Jason Parker

No. 90
- Position: Defensive end

Personal information
- Born: January 23, 1985 (age 41) San Diego, California, U.S.
- Listed height: 6 ft 3 in (1.91 m)
- Listed weight: 258 lb (117 kg)

Career information
- College: Arizona
- NFL draft: 2008: undrafted

Career history
- Kansas City Chiefs (2008)*; Las Vegas Locomotives (2009); California Redwoods (2009); Sacramento Mountain Lions (2010–2012);
- * Offseason or practice squad member only

= Jason Parker (American football) =

American football player (born 1985)

Jason Anthony Parker (born January 23, 1985) is an American former football defensive end for the Sacramento Mountain Lions of the United Football League.
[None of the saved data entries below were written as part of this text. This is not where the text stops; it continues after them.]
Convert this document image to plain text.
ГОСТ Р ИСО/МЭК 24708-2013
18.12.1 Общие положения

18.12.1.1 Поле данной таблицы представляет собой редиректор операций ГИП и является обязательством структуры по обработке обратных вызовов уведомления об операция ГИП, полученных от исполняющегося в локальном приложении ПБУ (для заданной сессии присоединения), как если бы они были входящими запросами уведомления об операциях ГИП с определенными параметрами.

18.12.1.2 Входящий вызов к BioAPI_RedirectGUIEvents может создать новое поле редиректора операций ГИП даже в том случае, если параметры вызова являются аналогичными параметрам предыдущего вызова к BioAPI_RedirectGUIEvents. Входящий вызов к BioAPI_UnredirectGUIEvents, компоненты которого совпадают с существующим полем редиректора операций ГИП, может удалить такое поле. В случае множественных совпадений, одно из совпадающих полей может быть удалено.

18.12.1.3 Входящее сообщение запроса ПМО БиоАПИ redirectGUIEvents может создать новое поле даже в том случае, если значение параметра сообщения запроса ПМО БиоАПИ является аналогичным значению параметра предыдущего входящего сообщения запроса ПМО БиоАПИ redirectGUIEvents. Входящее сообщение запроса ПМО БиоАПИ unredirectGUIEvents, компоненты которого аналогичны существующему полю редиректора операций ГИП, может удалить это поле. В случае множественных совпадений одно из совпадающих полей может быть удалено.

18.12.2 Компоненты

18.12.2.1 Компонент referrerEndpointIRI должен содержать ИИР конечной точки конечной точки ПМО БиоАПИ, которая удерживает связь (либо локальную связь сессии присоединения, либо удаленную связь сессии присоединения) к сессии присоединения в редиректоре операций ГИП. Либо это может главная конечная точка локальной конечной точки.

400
He was signed by the Kansas City Chiefs as an undrafted free agent in 2008. He played college football at Arizona.

==Early life==
Parker prepped at Mission Bay Senior High School in San Diego, California where he played defensive end and tight end.

==College career==
Parker played college football at the University of Arizona.

==Professional career==

===Kansas City Chiefs===
After going undrafted in the 2008 NFL draft, Parker signed with the Kansas City Chiefs as an undrafted free agent. He was waived during final cuts on August 30, only to be re-signed to the team's practice squad on September 2. He was released on October 1.

===California Redwoods===
Parker was signed by the California Redwoods of the United Football League on August 18, 2009.